Even with a flimsy basis at best, the real-world consequences of the “brains are fully mature at 25” myth are only beginning to emerge. Some of those are relatively harmless; using this half-truth to explain Leonardo DiCaprio’s dating habits primarily hurts DiCaprio, who hardly needs our sympathy. But as people continue to cite this factoid, it has the power to create serious societal change. In some cases, the result might literally save lives—for instance, keeping dangerous weapons out of the hands of young people or preventing instances of capital punishment. In other cases, it could cost lives; anti-trans activists cite this as evidence that young people should not be allowed to access lifesaving, gender-affirming care. The ultimate trajectory of this growing belief—and the profound effect it could have on young lives—is impossible to know, but it’s clear that neuroscience has and will be deployed to shape policy.

Perhaps the whole enterprise needs a reframe.
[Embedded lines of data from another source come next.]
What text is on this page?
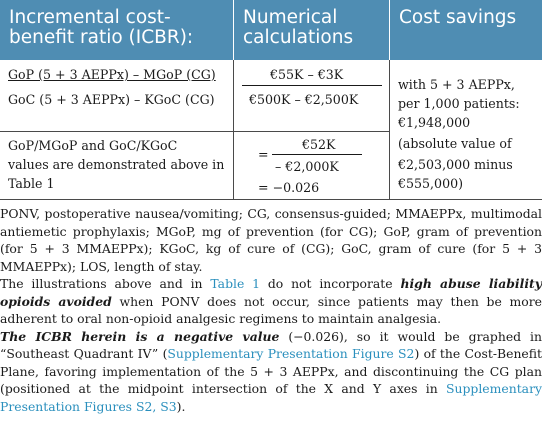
Incremental cost-
benefit ratio (ICBR):
Numerical
calculations
Cost savings
GoP (5 + 3 AEPPx) – MGoP (CG)
GoC (5 + 3 AEPPx) – KGoC (CG)
€55K – €3K
€500K – €2,500K
GoP/MGoP and GoC/KGoC
values are demonstrated above in
Table 1
=
€52K
– €2,000K
= −0.026
with 5 + 3 AEPPx,
per 1,000 patients:
€1,948,000
(absolute value of
€2,503,000 minus
€555,000)

PONV, postoperative nausea/vomiting; CG, consensus-guided; MMAEPPx, multimodal antiemetic prophylaxis; MGoP, mg of prevention (for CG); GoP, gram of prevention (for 5 + 3 MMAEPPx); KGoC, kg of cure of (CG); GoC, gram of cure (for 5 + 3 MMAEPPx); LOS, length of stay.

The illustrations above and in Table 1 do not incorporate high abuse liability opioids avoided when PONV does not occur, since patients may then be more adherent to oral non-opioid analgesic regimens to maintain analgesia.

The ICBR herein is a negative value (−0.026), so it would be graphed in “Southeast Quadrant IV” (Supplementary Presentation Figure S2) of the Cost-Benefit Plane, favoring implementation of the 5 + 3 AEPPx, and discontinuing the CG plan (positioned at the midpoint intersection of the X and Y axes in Supplementary Presentation Figures S2, S3).
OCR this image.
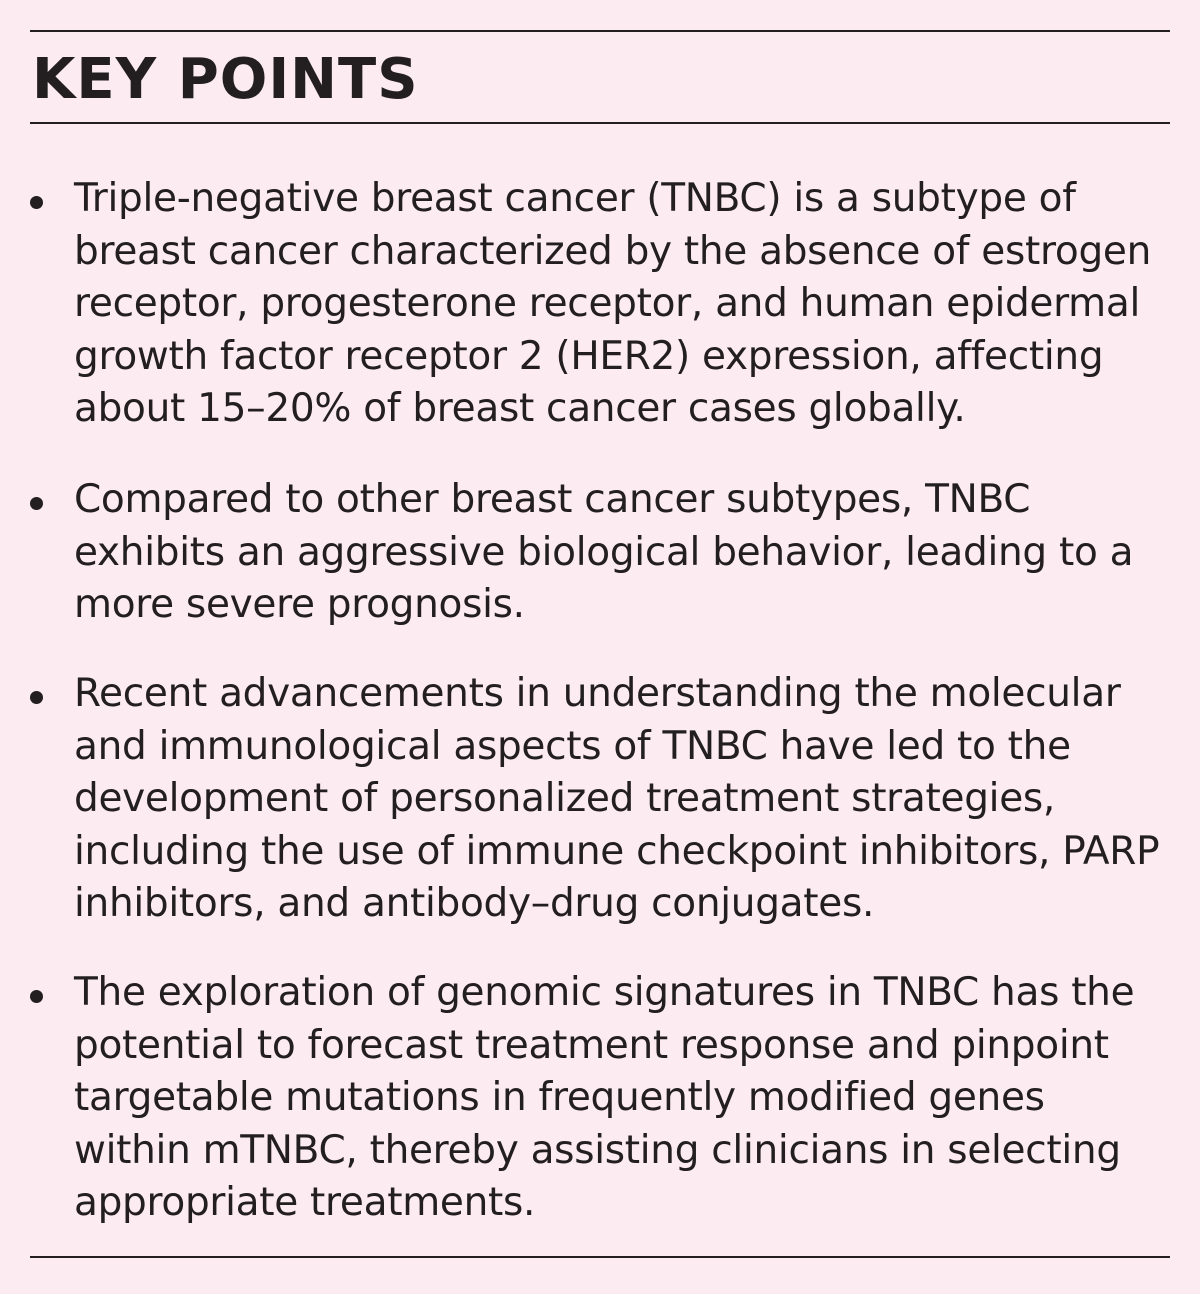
KEY POINTS
Triple-negative breast cancer (TNBC) is a subtype of breast cancer characterized by the absence of estrogen receptor, progesterone receptor, and human epidermal growth factor receptor 2 (HER2) expression, affecting about 15–20% of breast cancer cases globally.
Compared to other breast cancer subtypes, TNBC exhibits an aggressive biological behavior, leading to a more severe prognosis.
Recent advancements in understanding the molecular and immunological aspects of TNBC have led to the development of personalized treatment strategies, including the use of immune checkpoint inhibitors, PARP inhibitors, and antibody–drug conjugates.
The exploration of genomic signatures in TNBC has the potential to forecast treatment response and pinpoint targetable mutations in frequently modified genes within mTNBC, thereby assisting clinicians in selecting appropriate treatments.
It’s unrealistic to expect people to appreciate all the nuances of neuroscience, and naive to believe that scientific evidence won’t be weaponized for political purposes. It feels inevitable that people will gravitate toward a neat, simple story that feels intuitively true: We’re adults at 25. But rather than using that factoid to defend bad decisions, why not use its lessons to reframe youth as an opportunity? As the brain develops in adolescence and early adulthood, it stays open to change; that’s what allows us to learn. “Children and adolescents are not broken adults, but rather, they’re functioning perfectly well for their developmental period,” Mills said. They’re exactly where they need to be; the extra malleability in youth prepares us to figure out our surroundings. “This is the time we’re learning about our identity, other people, how we fit into the world—we need the brain to be malleable,” she said. And while adolescence is typically a time of big changes, reaching adulthood doesn’t mean the end of that growth. You can make good or bad decisions at any age; you’ll mature and regress throughout your life. You, like your brain, are endlessly complex, and we’re so much more than brain scans will ever reveal.